FedEx II, slip op. at 8 (emphasis and citations omitted).  The D.C. Circuit said that the NLRB was simply seeking to “nullify this court’s decision in FedEx I.”  Id.

Single-route FedEx drivers are assigned to and drive a single route for FedEx.  In recent years, FedEx has moved away from the single-route model and encouraged its contractors to hire multiple drivers, so that the contractors, not FedEx, would be the employers of the drivers.  Most analysts consider the single-route driver to be the more difficult business model, established as an independent contractor relationship rather than as an employer-employee relationship, when litigating with the NLRB.

The D.C. Circuit Court applied the same common-law test of independent contractors that it did in 2009, emphasizing the entrepreneurial aspects of the relationship between the independent contractor drivers and FedEx.  Under this test, the NLRB emphasizes the independent contractor’s opportunity to either make or lose money based on its contractual relationship with FedEx.

Although the D.C. Circuit decisions are clearly favorable to those businesses attempting to use independent contractors instead of employees, it is questionable whether FedEx II will have any application outside the NLRB and its enforcement of the LMRA.  For example, the U.S. Department of Labor (the “DOL”) and Washington and Oregon state courts use the economic-reality test to determine whether someone is an employee or an independent contractor for purposes of overtime, meal and rest breaks, and other wage-and-hour regulations.  The economic-reality test is more favorable to those drivers and other workers seeking to convert an independent contractor relationship into an employer-employee relationship.  The DOL readily acknowledges on its website the confusing regulatory environment for businesses seeking to establish and maintain independent contractor relationships.  “Even if you are a legitimate independent contractor under one law, you may still be an employee under other laws,” the DOL cautions.

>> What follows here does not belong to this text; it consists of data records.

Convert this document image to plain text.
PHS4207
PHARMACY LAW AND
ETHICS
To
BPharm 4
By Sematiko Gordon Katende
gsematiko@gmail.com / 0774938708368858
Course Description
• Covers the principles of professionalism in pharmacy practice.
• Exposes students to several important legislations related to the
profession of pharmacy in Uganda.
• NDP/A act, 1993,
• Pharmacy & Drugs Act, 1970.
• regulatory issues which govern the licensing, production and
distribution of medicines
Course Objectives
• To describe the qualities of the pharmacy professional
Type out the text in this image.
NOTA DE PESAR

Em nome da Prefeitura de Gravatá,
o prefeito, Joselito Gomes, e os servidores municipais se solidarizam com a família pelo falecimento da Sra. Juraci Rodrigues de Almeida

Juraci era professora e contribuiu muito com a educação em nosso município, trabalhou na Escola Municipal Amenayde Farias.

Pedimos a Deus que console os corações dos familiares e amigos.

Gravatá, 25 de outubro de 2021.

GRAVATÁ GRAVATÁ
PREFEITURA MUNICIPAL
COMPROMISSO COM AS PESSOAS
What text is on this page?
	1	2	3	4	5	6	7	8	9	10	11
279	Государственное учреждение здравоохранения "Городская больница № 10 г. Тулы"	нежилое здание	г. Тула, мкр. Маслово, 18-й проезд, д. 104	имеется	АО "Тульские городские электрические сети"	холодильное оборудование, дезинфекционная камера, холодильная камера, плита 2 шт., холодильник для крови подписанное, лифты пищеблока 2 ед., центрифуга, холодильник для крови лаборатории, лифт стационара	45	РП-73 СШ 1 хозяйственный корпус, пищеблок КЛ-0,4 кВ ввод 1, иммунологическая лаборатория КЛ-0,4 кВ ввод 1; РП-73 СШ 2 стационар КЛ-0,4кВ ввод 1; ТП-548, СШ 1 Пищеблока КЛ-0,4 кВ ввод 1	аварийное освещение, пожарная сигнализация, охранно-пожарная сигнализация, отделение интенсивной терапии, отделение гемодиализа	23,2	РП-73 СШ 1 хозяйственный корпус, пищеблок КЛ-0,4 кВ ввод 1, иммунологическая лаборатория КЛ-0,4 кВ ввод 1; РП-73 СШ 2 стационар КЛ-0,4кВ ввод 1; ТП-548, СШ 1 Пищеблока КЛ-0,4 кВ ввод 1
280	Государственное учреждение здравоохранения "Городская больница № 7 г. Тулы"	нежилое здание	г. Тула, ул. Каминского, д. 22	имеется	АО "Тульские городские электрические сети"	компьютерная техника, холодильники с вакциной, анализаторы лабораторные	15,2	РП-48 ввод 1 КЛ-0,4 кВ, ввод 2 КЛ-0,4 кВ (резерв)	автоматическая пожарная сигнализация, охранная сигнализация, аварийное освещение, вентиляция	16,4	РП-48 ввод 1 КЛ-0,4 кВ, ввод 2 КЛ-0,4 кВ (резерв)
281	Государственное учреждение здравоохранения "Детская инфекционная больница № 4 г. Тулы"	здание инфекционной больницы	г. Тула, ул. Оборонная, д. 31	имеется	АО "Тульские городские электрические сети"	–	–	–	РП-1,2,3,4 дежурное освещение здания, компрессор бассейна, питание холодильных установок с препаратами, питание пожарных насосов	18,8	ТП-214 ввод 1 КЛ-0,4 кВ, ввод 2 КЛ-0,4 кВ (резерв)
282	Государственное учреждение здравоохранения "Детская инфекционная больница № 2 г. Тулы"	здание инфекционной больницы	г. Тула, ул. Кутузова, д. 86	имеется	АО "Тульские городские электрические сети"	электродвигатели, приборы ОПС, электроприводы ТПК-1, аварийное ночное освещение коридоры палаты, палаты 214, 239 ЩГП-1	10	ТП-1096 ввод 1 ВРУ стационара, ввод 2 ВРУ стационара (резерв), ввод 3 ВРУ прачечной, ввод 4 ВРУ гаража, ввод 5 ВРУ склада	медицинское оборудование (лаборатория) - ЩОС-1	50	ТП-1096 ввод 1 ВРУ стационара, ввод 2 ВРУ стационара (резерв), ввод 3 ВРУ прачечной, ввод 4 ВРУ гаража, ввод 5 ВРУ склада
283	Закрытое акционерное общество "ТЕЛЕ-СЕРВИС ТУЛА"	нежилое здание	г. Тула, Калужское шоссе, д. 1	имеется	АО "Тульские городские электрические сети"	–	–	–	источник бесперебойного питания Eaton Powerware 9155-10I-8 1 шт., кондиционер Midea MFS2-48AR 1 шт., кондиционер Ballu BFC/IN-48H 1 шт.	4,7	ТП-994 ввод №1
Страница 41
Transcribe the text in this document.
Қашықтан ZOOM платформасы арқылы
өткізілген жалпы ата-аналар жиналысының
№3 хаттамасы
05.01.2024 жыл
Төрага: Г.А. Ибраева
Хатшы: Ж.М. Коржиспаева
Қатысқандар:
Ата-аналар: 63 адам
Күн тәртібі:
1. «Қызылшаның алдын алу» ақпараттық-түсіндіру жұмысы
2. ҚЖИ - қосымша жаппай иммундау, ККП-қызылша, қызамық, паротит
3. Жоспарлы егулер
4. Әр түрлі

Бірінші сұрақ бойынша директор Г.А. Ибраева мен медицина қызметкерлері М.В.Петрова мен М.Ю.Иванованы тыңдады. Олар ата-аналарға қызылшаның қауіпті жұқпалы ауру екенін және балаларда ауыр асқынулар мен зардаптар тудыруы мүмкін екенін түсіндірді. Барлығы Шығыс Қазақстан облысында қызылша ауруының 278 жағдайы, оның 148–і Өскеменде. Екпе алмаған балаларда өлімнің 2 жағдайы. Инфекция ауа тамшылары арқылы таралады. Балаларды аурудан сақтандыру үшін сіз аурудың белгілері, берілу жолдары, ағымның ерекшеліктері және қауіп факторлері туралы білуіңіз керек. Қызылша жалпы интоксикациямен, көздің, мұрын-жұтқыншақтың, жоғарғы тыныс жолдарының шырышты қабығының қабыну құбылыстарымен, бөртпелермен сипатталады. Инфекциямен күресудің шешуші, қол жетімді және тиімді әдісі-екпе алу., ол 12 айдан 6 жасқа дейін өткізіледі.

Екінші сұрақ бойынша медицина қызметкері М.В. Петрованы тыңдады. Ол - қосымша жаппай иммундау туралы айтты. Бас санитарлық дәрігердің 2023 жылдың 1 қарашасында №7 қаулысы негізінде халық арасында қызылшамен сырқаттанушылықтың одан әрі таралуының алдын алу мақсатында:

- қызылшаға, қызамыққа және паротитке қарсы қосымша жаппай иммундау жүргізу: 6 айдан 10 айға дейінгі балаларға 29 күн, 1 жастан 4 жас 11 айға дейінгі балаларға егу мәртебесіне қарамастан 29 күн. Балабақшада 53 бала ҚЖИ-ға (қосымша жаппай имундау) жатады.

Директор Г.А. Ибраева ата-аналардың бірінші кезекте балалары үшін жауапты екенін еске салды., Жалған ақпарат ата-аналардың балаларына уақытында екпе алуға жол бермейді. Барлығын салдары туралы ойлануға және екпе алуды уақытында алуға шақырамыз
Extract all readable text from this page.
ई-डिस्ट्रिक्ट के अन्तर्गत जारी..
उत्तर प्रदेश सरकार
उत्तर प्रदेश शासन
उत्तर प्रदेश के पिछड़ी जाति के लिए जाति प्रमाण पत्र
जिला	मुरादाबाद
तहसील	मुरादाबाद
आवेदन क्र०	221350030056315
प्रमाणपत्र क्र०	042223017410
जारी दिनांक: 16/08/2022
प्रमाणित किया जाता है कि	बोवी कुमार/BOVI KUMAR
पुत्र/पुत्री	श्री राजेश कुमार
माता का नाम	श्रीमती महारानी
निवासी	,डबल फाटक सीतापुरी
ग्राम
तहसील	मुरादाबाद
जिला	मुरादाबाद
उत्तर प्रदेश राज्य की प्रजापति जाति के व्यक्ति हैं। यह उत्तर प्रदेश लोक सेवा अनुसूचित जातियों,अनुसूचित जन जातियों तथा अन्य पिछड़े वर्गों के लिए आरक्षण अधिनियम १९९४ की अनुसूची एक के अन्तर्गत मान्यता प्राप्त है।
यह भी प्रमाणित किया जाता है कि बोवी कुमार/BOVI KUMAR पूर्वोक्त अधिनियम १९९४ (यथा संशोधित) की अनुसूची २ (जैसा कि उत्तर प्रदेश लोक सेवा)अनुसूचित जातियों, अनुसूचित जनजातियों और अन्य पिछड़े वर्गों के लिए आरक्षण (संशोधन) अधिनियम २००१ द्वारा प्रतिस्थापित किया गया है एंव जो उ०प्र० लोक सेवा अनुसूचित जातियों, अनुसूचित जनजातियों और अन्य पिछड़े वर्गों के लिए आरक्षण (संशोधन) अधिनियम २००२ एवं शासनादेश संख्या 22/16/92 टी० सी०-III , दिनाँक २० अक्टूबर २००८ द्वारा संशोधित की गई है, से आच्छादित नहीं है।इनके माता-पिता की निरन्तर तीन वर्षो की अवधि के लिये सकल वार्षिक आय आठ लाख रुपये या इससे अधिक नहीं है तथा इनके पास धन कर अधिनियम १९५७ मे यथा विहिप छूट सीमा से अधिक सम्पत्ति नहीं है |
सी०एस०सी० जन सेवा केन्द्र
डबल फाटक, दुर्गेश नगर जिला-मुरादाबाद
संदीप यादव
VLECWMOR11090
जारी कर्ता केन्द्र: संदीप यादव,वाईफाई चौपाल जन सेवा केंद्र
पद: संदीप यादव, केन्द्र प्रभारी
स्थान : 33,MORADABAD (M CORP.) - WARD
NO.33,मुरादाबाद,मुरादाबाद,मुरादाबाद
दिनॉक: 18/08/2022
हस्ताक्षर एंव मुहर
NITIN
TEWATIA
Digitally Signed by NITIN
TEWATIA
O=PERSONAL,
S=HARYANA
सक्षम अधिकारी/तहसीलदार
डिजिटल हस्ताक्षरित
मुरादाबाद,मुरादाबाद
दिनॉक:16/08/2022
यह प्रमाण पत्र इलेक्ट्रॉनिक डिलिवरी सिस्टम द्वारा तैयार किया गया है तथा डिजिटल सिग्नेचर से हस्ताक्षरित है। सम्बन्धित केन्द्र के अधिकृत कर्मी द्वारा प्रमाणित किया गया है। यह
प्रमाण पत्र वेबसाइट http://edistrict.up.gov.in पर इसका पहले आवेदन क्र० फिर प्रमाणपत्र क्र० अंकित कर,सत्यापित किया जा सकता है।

Although the Trump Administration is in the process of rewriting federal regulatory agencies’ websites and revoking DOL and other agency regulations, employers in Washington and Oregon still need to worry about lawsuits challenging whether their independent contractors are actually employees under state law and should be paid minimum wage and overtime under state law for all hours worked in excess of 40 in any given week.  There is no indication that the Bureau of Labor & Industries in Oregon, the Department of Labor and Industries in Washington, or state courts in Oregon and Washington are going to drop the economic-reality test for the entrepreneurial, common-law test that FedEx has used to reverse the NLRB twice in eight years to resist union-organizing campaigns.

The five-seat NLRB currently has a 2-1 majority of Democratic board members with two vacant seats.  The Trump Administration is widely reported to have a short list of three potential NLRB candidates from which two Republican nominees could be submitted to the Senate for approval.  As of the date of this e flash, however, President Donald Trump has yet to nominate anyone to fill the two vacancies that would give Republicans a majority on the NLRB.